E o lobby, obviamente, vai além do que é espalhado pela mídia corporativa. A senadora Soraya Thronicke (Podemos-MS), candidata à Presidência da República em 2022, fez um pronunciamento na mesma semana em que o relatório de Barra Torres foi lido. Em 29 de novembro, a parlamentar defendeu o projeto de lei da qual é autora, datado de 17 de outubro de 2023, que pretende “regulamentar a comercialização e a importação de cigarros eletrônicos”.
A proposta, que fala em regulamentar e fiscalizar, na verdade, derruba a proibição da Anvisa em vigor no Brasil. Em fala a favor do PL 5008/2023, Soraya usa os mesmos argumentos da indústria. “No Brasil, a proibição tem, exatamente, esse efeito: cria um ambiente em que cada um faz o que quer. Basta jogar no Google e procurar ‘comprar cigarro eletrônico’. Nós estamos falando (dados ainda de 2019) de R$ 5 bilhões em impostos, que são perdidos e que poderiam estar gerando recursos para financiarmos o SUS”, disse.
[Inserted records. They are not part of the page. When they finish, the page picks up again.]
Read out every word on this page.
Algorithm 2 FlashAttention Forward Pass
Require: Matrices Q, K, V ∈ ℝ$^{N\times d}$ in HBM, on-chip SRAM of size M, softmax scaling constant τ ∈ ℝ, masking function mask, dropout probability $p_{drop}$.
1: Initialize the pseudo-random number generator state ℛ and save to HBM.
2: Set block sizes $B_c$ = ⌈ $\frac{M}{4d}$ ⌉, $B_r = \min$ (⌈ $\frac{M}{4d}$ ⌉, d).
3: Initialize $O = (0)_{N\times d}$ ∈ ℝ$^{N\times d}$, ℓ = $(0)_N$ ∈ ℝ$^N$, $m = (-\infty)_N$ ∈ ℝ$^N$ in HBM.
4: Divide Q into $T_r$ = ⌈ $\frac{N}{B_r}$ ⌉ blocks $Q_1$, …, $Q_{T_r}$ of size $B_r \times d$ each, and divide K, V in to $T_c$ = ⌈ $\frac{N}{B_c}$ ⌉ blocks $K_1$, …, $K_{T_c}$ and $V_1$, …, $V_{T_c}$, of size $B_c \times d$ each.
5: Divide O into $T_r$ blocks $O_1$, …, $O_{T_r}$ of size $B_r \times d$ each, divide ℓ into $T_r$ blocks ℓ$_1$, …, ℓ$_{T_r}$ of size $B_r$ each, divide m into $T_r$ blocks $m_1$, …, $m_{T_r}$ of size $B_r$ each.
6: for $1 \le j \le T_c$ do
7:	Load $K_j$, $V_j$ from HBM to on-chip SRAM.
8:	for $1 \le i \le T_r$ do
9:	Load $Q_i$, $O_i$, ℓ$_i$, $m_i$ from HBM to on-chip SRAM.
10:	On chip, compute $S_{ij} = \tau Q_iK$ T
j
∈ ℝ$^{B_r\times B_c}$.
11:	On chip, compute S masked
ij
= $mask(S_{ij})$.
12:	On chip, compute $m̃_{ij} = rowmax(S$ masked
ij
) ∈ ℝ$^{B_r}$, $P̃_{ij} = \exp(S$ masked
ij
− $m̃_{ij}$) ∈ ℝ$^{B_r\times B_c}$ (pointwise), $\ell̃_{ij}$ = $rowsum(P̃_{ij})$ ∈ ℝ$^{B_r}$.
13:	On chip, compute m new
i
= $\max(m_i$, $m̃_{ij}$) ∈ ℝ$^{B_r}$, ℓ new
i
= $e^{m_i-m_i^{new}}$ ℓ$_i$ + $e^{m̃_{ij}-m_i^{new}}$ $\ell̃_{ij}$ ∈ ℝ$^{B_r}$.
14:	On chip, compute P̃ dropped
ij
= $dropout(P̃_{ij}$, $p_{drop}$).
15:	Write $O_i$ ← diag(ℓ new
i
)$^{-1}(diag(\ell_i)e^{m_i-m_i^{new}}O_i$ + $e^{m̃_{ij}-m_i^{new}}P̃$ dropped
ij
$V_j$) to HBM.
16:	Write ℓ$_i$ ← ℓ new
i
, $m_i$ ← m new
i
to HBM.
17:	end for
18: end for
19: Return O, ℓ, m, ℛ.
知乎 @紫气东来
A aprovação do projeto seria uma forma de atropelar a decisão da agência antes mesmo de ela ser ratificada.
A senadora apontou a liberação do cigarro eletrônico como uma resposta ao contrabando. “São jovens e são adultos que estão usando produtos contrabandeados, falsificados, que vêm de milícias, de comércios clandestinos, mas que tomaram as ruas, lojas e locais de todo o país com um ar de legalidade que não existe e que faz vítimas na nossa população”, afirmou.
O discurso é muito semelhante ao que é feito pela indústria do tabaco contra a política de preço mínimo do cigarro convencional no Brasil, em defesa de uma flexibilização, com o argumento de combate aos produtos que chegam ilegalmente do Paraguai. Um jogo de cartas repetidas.
Sabe-se o que esse tipo de mensagem quer evitar: a taxação e as restrições a produtos oriundos do tabaco, cujo consumo se quer reduzir, por ser até hoje uma das maiores causas de problemas de saúde da população brasileira e também para os cofres públicos, a exemplo dos impactos econômicos diretos na saúde pública e na Previdência Social, devido à redução da vida ativa de quem adoece pelo uso do fumo.
Em realidade, restringir e tributar desestimula o uso e/ou leva recursos ao Estado, por meio da arrecadação, para bancar o prejuízo que o cigarro causa, como afirma o economista Alan Towersey, auditor da Receita Federal, em reportagem de Raquel Torres para o Joio.
Para Mariana Pinho, coordenadora do Projeto Tabaco da ACT-Promoção da Saúde, o teor da consulta e do relatório de Barra Torres estão no sentido esperado, porque seguem as recomendações da área técnica da Anvisa. Ela lembra que os DEFs não são parte da política de redução de danos e que já existem tratamentos eficazes para abandonar o fumo, oferecidos pelo Sistema Único de Saúde (SUS).
A presidente da Sociedade Brasileira de Pneumologia e Tisiologia, Margareth Dalcolmo, lembra que os DEFs seguem uma tradição da indústria do tabaco de apresentar novos produtos que tornariam o hábito de fumar menos prejudicial à saúde. “É mais uma falácia, assim como foram, em outros momentos, o cigarro com filtro e o cigarro light”, aponta.